Sei andato a toccare uno dei punti cardini della mia vita di musicista. Il folk revival nasce lì e quando usi quell’assetto fai il paragone con coloro che per primi l’hanno portato fuori. C’è poi una tipicità sempre legata all’assetto strumentale: la presenza della chitarra, usata ritmicamente, come l’hanno usata gli irlandesi e gli scozzesi. È una cosa che la gente non coglie subito, ma è questo che ci lega a quel mondo che usa la chitarra in un modo che è assolutamente funzionale. La loro nuova musica tradizionale ha raggiunto dei livelli notevoli anche per l’uso dello strumento chitarra. Quello che abbiamo imparato dalla musica irlandese, che cerchiamo di riportare nella nostra musica, è la modalità di approccio al repertorio della danza: comprendere l’essenza ritmica e melodica del repertorio. 
Stiamo attentissimi a non mettere un abbellimento sulla cornamusa o sul flauto che nell’esecuzione possa riportarci all’Irlanda. Invece, andiamo a ricercare un’identità nostra. È la lezione che abbiamo imparato da Martin Hayes: come si deve lavorare su una melodia per riportarla al suo vero volto, come ripulirla dalle sovrastrutture per restituirle l’essenza melodica e ritmica. Un po’ come avviene nei restauri, dove per comprendere le linee di un monumento o di una chiesa è necessario cercare nel periodo primigenio. In una danza, se c’è la possibilità di vederla danzata va bene, ma è anche importante far suonare la melodia per capire dove ti porta la melodia armonicamente: se è un brano che poggia sulla modalità oppure se è un brano dichiaratamente armonico per verificarne le lontane radici. Mentre nella musica barocca con l’arrivo dell’armonia nel Seicento si parte a ragionare diversamente, nella musica tradizionale, che è frutto di una sedimentazione disordinata, ci trovi mille colori, mille legami all’interno dello stesso pezzo. Non è un’analisi accademica, ma che deve essere fatta col cuore, ma è chiaro che se hai nozioni musicali, queste ti aiutano per indagare. È la lezione più grande che ci portiamo dietro dopo trent’anni e passa di Birkin Tre. È bello poter pensare di trasformare questa musica, affinché possa nutrire anche all’ascolto, senza spogliarla della sua funzione, senza pensare di nobilitarla, che sarebbe un errore enorme: quella musica è così! Se ti devo far ballare, devo rispettare delle esigenze, ma se mi concedi il lusso di ascoltarmi, io cercherò di sottolineare altri aspetti insiti nella stessa melodia! 
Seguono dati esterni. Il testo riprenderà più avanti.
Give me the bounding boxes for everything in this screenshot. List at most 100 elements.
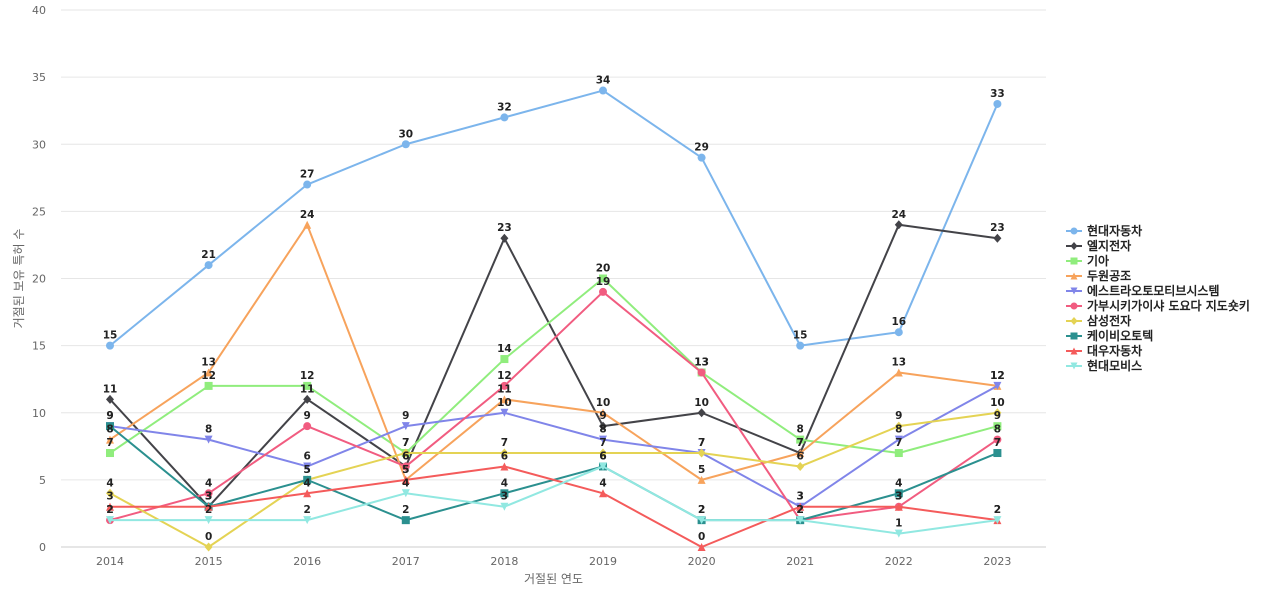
series-4[interactable] xyxy=(106,220,1002,484)
data-point[interactable] xyxy=(894,368,903,377)
legend-item[interactable]: 기아 xyxy=(1066,253,1109,268)
series-line[interactable] xyxy=(109,385,998,508)
data-point[interactable] xyxy=(500,489,509,498)
data-point[interactable] xyxy=(204,516,213,525)
series-2[interactable] xyxy=(106,220,1002,512)
data-point[interactable] xyxy=(894,529,903,538)
series-9[interactable] xyxy=(106,462,1002,551)
data-point[interactable] xyxy=(697,153,706,162)
data-point[interactable] xyxy=(599,435,607,444)
data-point[interactable] xyxy=(204,368,213,377)
data-point[interactable] xyxy=(401,422,410,431)
data-point[interactable] xyxy=(401,448,410,458)
data-point[interactable] xyxy=(204,502,213,511)
data-point[interactable] xyxy=(993,449,1002,458)
data-point[interactable] xyxy=(500,448,509,458)
series-7[interactable] xyxy=(106,408,1002,552)
data-point[interactable] xyxy=(697,543,706,551)
series-10[interactable] xyxy=(106,462,1002,538)
data-point[interactable] xyxy=(599,448,607,458)
data-point[interactable] xyxy=(599,421,607,431)
data-point[interactable] xyxy=(401,489,410,498)
data-point[interactable] xyxy=(894,489,903,498)
data-point[interactable] xyxy=(993,435,1002,444)
data-point[interactable] xyxy=(697,475,706,484)
series-6[interactable] xyxy=(106,287,1002,525)
series-3[interactable] xyxy=(106,274,1002,458)
data-point[interactable] xyxy=(993,99,1002,108)
data-point[interactable] xyxy=(106,502,114,511)
series-1[interactable] xyxy=(106,86,1002,350)
series-line[interactable] xyxy=(109,223,998,481)
data-point[interactable] xyxy=(303,180,312,189)
legend-item[interactable]: 현대모비스 xyxy=(1066,358,1142,373)
data-point[interactable] xyxy=(599,408,607,417)
data-point[interactable] xyxy=(500,233,509,243)
data-point[interactable] xyxy=(106,449,114,458)
legend-item[interactable]: 대우자동차 xyxy=(1066,343,1142,358)
data-point[interactable] xyxy=(303,475,312,484)
legend-item[interactable]: 두원공조 xyxy=(1066,269,1131,283)
series-line[interactable] xyxy=(109,89,999,347)
data-point[interactable] xyxy=(697,448,706,458)
data-point[interactable] xyxy=(401,462,410,471)
data-point[interactable] xyxy=(993,408,1002,418)
data-point[interactable] xyxy=(500,502,509,511)
data-point[interactable] xyxy=(500,408,509,417)
data-point[interactable] xyxy=(106,516,114,525)
data-point[interactable] xyxy=(303,462,312,471)
data-point[interactable] xyxy=(106,422,114,431)
data-point[interactable] xyxy=(796,341,805,350)
series-5[interactable] xyxy=(106,381,1002,511)
data-point[interactable] xyxy=(204,381,213,390)
data-point[interactable] xyxy=(894,220,903,230)
data-point[interactable] xyxy=(894,328,903,337)
data-point[interactable] xyxy=(204,542,213,552)
data-point[interactable] xyxy=(894,449,903,458)
data-point[interactable] xyxy=(993,422,1002,431)
data-point[interactable] xyxy=(106,488,114,498)
data-point[interactable] xyxy=(599,274,607,283)
series-line[interactable] xyxy=(109,411,998,548)
data-point[interactable] xyxy=(796,502,805,511)
data-point[interactable] xyxy=(993,381,1002,390)
legend-item[interactable]: 케이비오토텍 xyxy=(1066,328,1153,343)
data-point[interactable] xyxy=(599,287,607,296)
data-point[interactable] xyxy=(993,516,1002,525)
data-point[interactable] xyxy=(204,489,213,498)
data-point[interactable] xyxy=(303,422,312,431)
data-point[interactable] xyxy=(697,408,706,418)
data-point[interactable] xyxy=(500,113,509,122)
data-point[interactable] xyxy=(500,462,509,471)
data-point[interactable] xyxy=(894,502,903,511)
data-point[interactable] xyxy=(303,220,312,229)
data-point[interactable] xyxy=(204,261,213,270)
data-point[interactable] xyxy=(599,462,607,471)
data-point[interactable] xyxy=(106,394,114,404)
data-point[interactable] xyxy=(796,435,805,444)
series-line[interactable] xyxy=(109,290,998,522)
data-point[interactable] xyxy=(106,435,114,444)
data-point[interactable] xyxy=(894,421,903,431)
legend-item[interactable]: 삼성전자 xyxy=(1066,313,1131,328)
data-point[interactable] xyxy=(401,475,410,484)
data-point[interactable] xyxy=(303,516,312,525)
data-point[interactable] xyxy=(796,461,805,471)
data-point[interactable] xyxy=(894,435,903,444)
series-line[interactable] xyxy=(109,223,998,508)
legend-item[interactable]: 가부시키가이샤 도요다 지도숏키 xyxy=(1066,298,1250,313)
data-point[interactable] xyxy=(303,489,312,498)
data-point[interactable] xyxy=(303,381,312,390)
data-point[interactable] xyxy=(500,395,509,404)
data-point[interactable] xyxy=(500,381,509,390)
data-point[interactable] xyxy=(500,355,509,364)
data-point[interactable] xyxy=(697,516,706,525)
data-point[interactable] xyxy=(599,86,607,95)
legend-item[interactable]: 현대자동차 xyxy=(1066,223,1142,238)
data-point[interactable] xyxy=(599,489,607,498)
data-point[interactable] xyxy=(697,368,706,377)
data-point[interactable] xyxy=(401,140,410,149)
series-line[interactable] xyxy=(110,465,998,535)
data-point[interactable] xyxy=(204,435,213,444)
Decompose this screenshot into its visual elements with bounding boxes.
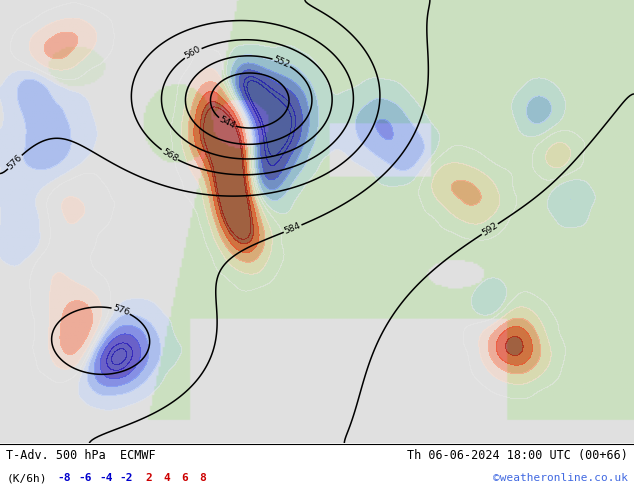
Text: 2: 2: [146, 473, 153, 483]
Text: 560: 560: [183, 45, 203, 61]
Text: 544: 544: [217, 115, 236, 131]
Text: 568: 568: [160, 147, 179, 164]
Text: 576: 576: [111, 303, 131, 318]
Text: T-Adv. 500 hPa  ECMWF: T-Adv. 500 hPa ECMWF: [6, 448, 156, 462]
Text: 576: 576: [6, 153, 24, 172]
Text: (K/6h): (K/6h): [6, 473, 47, 483]
Text: 6: 6: [181, 473, 188, 483]
Text: -2: -2: [120, 473, 133, 483]
Text: Th 06-06-2024 18:00 UTC (00+66): Th 06-06-2024 18:00 UTC (00+66): [407, 448, 628, 462]
Text: 592: 592: [480, 220, 500, 238]
Text: -8: -8: [57, 473, 70, 483]
Text: 4: 4: [164, 473, 171, 483]
Text: ©weatheronline.co.uk: ©weatheronline.co.uk: [493, 473, 628, 483]
Text: 8: 8: [199, 473, 206, 483]
Text: 552: 552: [272, 55, 291, 70]
Text: 584: 584: [283, 221, 302, 236]
Text: -4: -4: [99, 473, 112, 483]
Text: -6: -6: [78, 473, 91, 483]
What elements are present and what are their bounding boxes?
Come lavorate sul fronte degli arrangiamenti? 
Sono il frutto di un lavoro collettivo, molto faticoso, perché siamo cinque galli. Allo stesso tempo, ognuno ha delle idee, propone, suggerisce soluzioni e temi. Poi – non per impianto di falsa eguaglianza – a seconda del brano, ciascuno suggerirà ciò che gli è più consono, più naturale. Ecco che si crea un equilibrio in cui il meglio di noi stessi viene rispettato e valorizzato. Filippo, Claudio e Fabio daranno un apporto più legato all’aspetto armonico oppure ad una certa visone derivante dal loro bagaglio culturale. Michel ed io andremo a suggerire altri aspetti legati alla nostra esperienza di solisti e di studiosi della musica irlandese. Io e Filippo portiamo anche il bagaglio della musica francese. Dal confronto e dal suonare viene fuori un arrangiamento che consideriamo buono. 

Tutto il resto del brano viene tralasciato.